Chinese nationalists gloat over Singapore first family saga
Mainlanders react to bitter feud online, with some accusing Lee Hsien Loong of being ‘anti-China’ and others reflecting on Beijing’s authoritarian rule
Mainlanders watching with interest a bitter feud playing out among Singapore’s first family have taken to social media to vent about the “anti-China” administration, while others reflected on the politics of their own country.
Singaporean Prime Minister Lee Hsien Loong’s two younger siblings on Wednesday issued a statement on Facebook accusing him of misusing his power and betraying the legacy of their late father and founding leader of the city-state, Lee Kuan Yew.

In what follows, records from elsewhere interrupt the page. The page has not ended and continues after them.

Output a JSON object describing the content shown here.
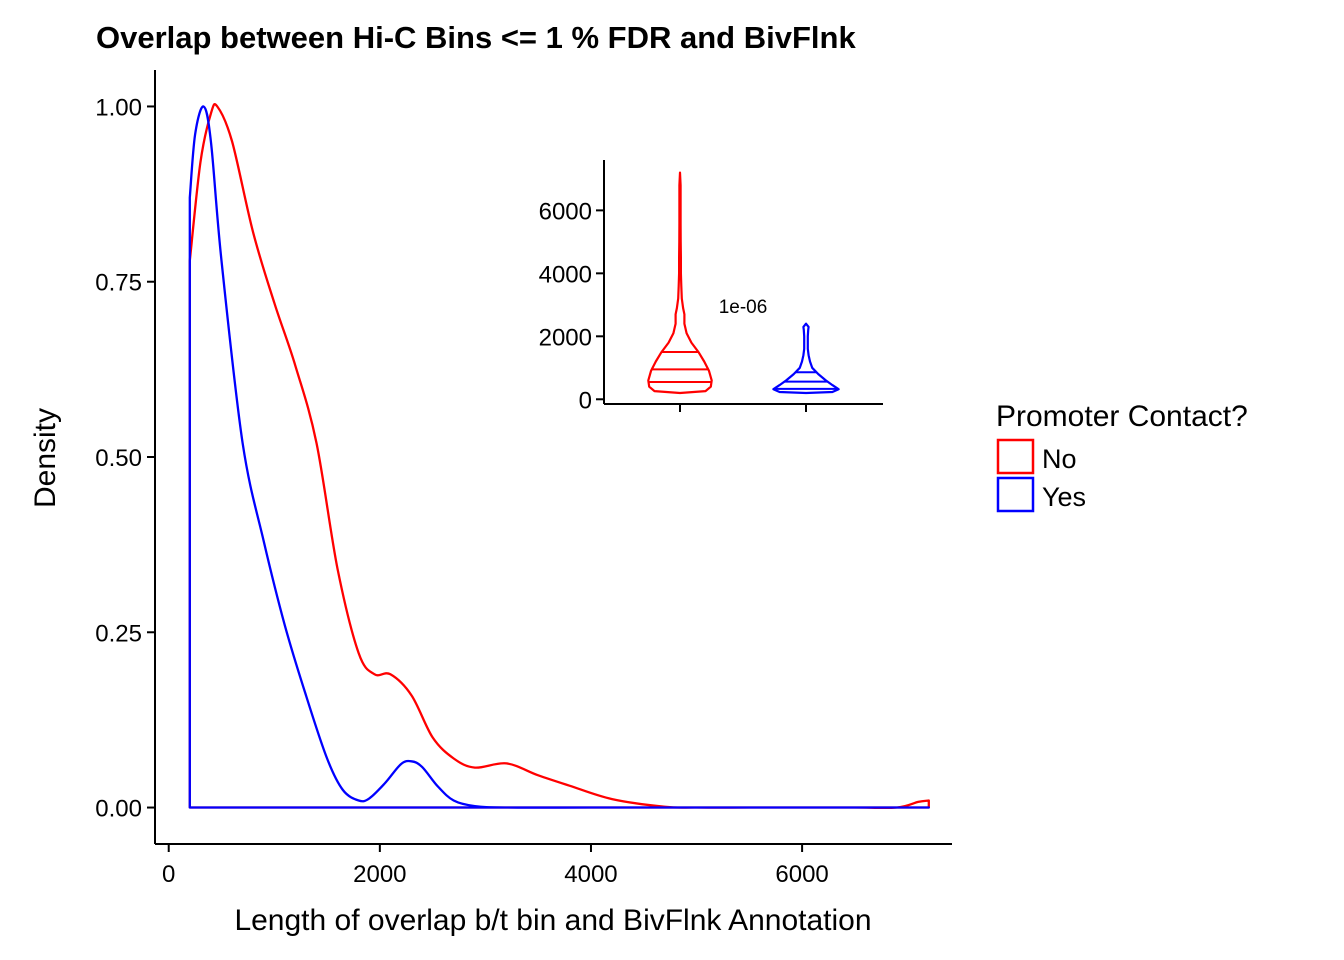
{
  "chart_data": [
    {
      "type": "line",
      "subtype": "density",
      "title": "Overlap between Hi-C Bins <= 1 % FDR and BivFlnk",
      "xlabel": "Length of overlap b/t bin and BivFlnk Annotation",
      "ylabel": "Density",
      "xlim": [
        -130,
        7420
      ],
      "ylim": [
        -0.052,
        1.052
      ],
      "xticks": [
        0,
        2000,
        4000,
        6000
      ],
      "xtick_labels": [
        "0",
        "2000",
        "4000",
        "6000"
      ],
      "yticks": [
        0,
        0.25,
        0.5,
        0.75,
        1.0
      ],
      "ytick_labels": [
        "0.00",
        "0.25",
        "0.50",
        "0.75",
        "1.00"
      ],
      "grid": false,
      "legend": {
        "title": "Promoter Contact?",
        "position": "right"
      },
      "series": [
        {
          "name": "No",
          "color": "#FF0000",
          "x": [
            200,
            300,
            400,
            460,
            600,
            800,
            1000,
            1200,
            1400,
            1600,
            1800,
            1950,
            2100,
            2300,
            2500,
            2700,
            2900,
            3200,
            3500,
            3800,
            4200,
            4700,
            5000,
            5500,
            6000,
            6500,
            6900,
            7100,
            7200
          ],
          "y": [
            0.78,
            0.92,
            0.99,
            1.0,
            0.95,
            0.82,
            0.72,
            0.63,
            0.52,
            0.34,
            0.22,
            0.19,
            0.19,
            0.16,
            0.1,
            0.07,
            0.057,
            0.063,
            0.046,
            0.031,
            0.012,
            0.001,
            0.0,
            0.0,
            0.0,
            0.0,
            0.0,
            0.008,
            0.01
          ]
        },
        {
          "name": "Yes",
          "color": "#0000FF",
          "x": [
            200,
            250,
            330,
            400,
            500,
            700,
            900,
            1100,
            1300,
            1500,
            1650,
            1800,
            1900,
            2050,
            2200,
            2300,
            2400,
            2550,
            2700,
            2900,
            3200,
            4000,
            5000,
            6000,
            7000,
            7200
          ],
          "y": [
            0.87,
            0.96,
            1.0,
            0.95,
            0.78,
            0.52,
            0.38,
            0.26,
            0.16,
            0.07,
            0.025,
            0.01,
            0.013,
            0.035,
            0.062,
            0.066,
            0.058,
            0.03,
            0.01,
            0.002,
            0.0,
            0.0,
            0.0,
            0.0,
            0.0,
            0.0
          ]
        }
      ]
    },
    {
      "type": "violin",
      "ylim": [
        -150,
        7600
      ],
      "yticks": [
        0,
        2000,
        4000,
        6000
      ],
      "ytick_labels": [
        "0",
        "2000",
        "4000",
        "6000"
      ],
      "annotation": "1e-06",
      "series": [
        {
          "name": "No",
          "color": "#FF0000",
          "quantiles": [
            550,
            950,
            1500
          ],
          "profile": [
            [
              200,
              0.0
            ],
            [
              260,
              0.58
            ],
            [
              400,
              0.7
            ],
            [
              600,
              0.72
            ],
            [
              900,
              0.66
            ],
            [
              1200,
              0.55
            ],
            [
              1500,
              0.42
            ],
            [
              1800,
              0.26
            ],
            [
              2100,
              0.15
            ],
            [
              2400,
              0.1
            ],
            [
              2700,
              0.1
            ],
            [
              2900,
              0.07
            ],
            [
              3200,
              0.04
            ],
            [
              3600,
              0.03
            ],
            [
              4000,
              0.02
            ],
            [
              4500,
              0.02
            ],
            [
              5000,
              0.015
            ],
            [
              5600,
              0.013
            ],
            [
              6200,
              0.013
            ],
            [
              6800,
              0.013
            ],
            [
              7200,
              0.0
            ]
          ]
        },
        {
          "name": "Yes",
          "color": "#0000FF",
          "quantiles": [
            330,
            560,
            860
          ],
          "profile": [
            [
              200,
              0.0
            ],
            [
              230,
              0.6
            ],
            [
              320,
              0.74
            ],
            [
              450,
              0.6
            ],
            [
              600,
              0.45
            ],
            [
              800,
              0.28
            ],
            [
              1000,
              0.14
            ],
            [
              1200,
              0.09
            ],
            [
              1400,
              0.06
            ],
            [
              1600,
              0.04
            ],
            [
              1800,
              0.04
            ],
            [
              2000,
              0.04
            ],
            [
              2200,
              0.05
            ],
            [
              2300,
              0.06
            ],
            [
              2400,
              0.0
            ]
          ]
        }
      ]
    }
  ]
}
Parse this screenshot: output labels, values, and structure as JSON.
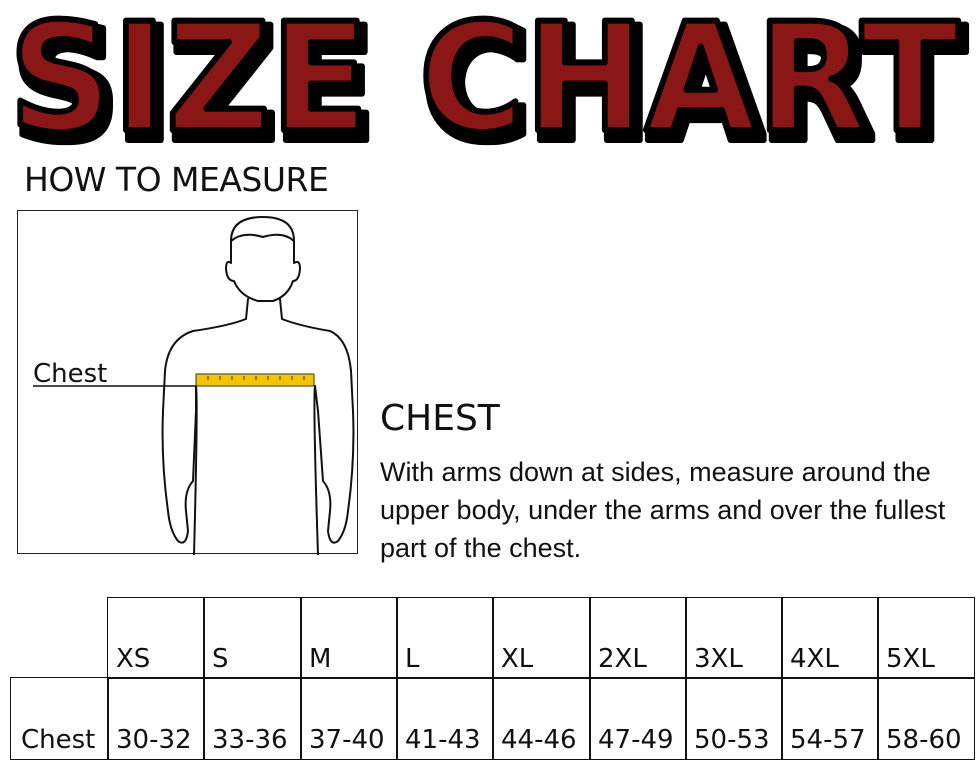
{
  "title": "SIZE CHART",
  "title_color": "#8B1414",
  "how_to_measure": "HOW TO MEASURE",
  "figure": {
    "chest_label": "Chest",
    "tape_color": "#F2C500"
  },
  "chest_section": {
    "heading": "CHEST",
    "description": "With arms down at sides, measure around the upper body, under the arms and over the fullest part of the chest."
  },
  "table": {
    "row_label": "Chest",
    "sizes": [
      "XS",
      "S",
      "M",
      "L",
      "XL",
      "2XL",
      "3XL",
      "4XL",
      "5XL"
    ],
    "chest": [
      "30-32",
      "33-36",
      "37-40",
      "41-43",
      "44-46",
      "47-49",
      "50-53",
      "54-57",
      "58-60"
    ]
  }
}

They said they believed their brother was using state organs to harass them – and they feared for their safety. Lee Hsien Loong responded by criticising his siblings for “publicising private family matters”.
Facebook is banned on mainland China, but reports of the dispute – which centres on the fate of a house where Lee Kuan Yew lived for seven decades – were carried by state media outlets including news agency Xinhua, Communist Party mouthpiece People’s Daily and nationalist tabloid Global Times.
Many of those commenting online were keen to see how the drama would unfold, while nationalists who accused Singapore of being “anti-China” took the opportunity to gloat about Lee Hsien Loong’s troubles.
“The Lee family is the vanguard of anti-China [forces]. But if you want to oppose China, you should first get your family matters in order,” read one comment on Weibo, China’s version of Twitter.
Meanwhile a report on the open feud in Global Times on Thursday was flooded with some 5,600 comments – many of them showing more than a touch of schadenfreude.
The top comment attracted 1,440 “likes”: “Lee Hsien Loong, an anti-China lackey of the United States. Even his siblings are breaking from him. Chinese people should forever remember this anti-China lackey of the West. He is more anti-China than anyone else.”
Partly fanned by state media, nationalist sentiment has been on the rise in China in recent years, with a younger and more vocal generation frequently going online to defend their country against the slightest criticism – or to attack any foreign countries or leaders they see as running counter to the national interest.
Lee Hsien Loong’s administration angered many Chinese nationalists during a diplomatic row over the South China Sea last summer. Since then, mistrust has grown between the two nations – which have long shared deep ethnic and cultural bonds – as China continues to take a more assertive stance on foreign policy.
One of the most “liked” comments on Weibo made reference to authoritarian rule in China. “[Such feuds] are more spectacular in China, but they’re never made public,” it read.
The siblings and children of China’s top leaders have traditionally kept a low profile. Family disputes within the Communist Party’s ruling elite are settled in private and airing them in public remains a taboo.
“Surprising that they did not unite around the core leadership of Lee Hsien Loong,” read another comment on social media, a tongue in cheek reference to Xi’s status as the “core” leader of the party. Xi was publicly endorsed as such at a key meeting last year. Since then, the pledge to “closely unite around the Central Committee with Comrade Xi Jinping as the core” has echoed through all sectors of officialdom – from the party and the government to the military, and from Beijing to provinces across the country.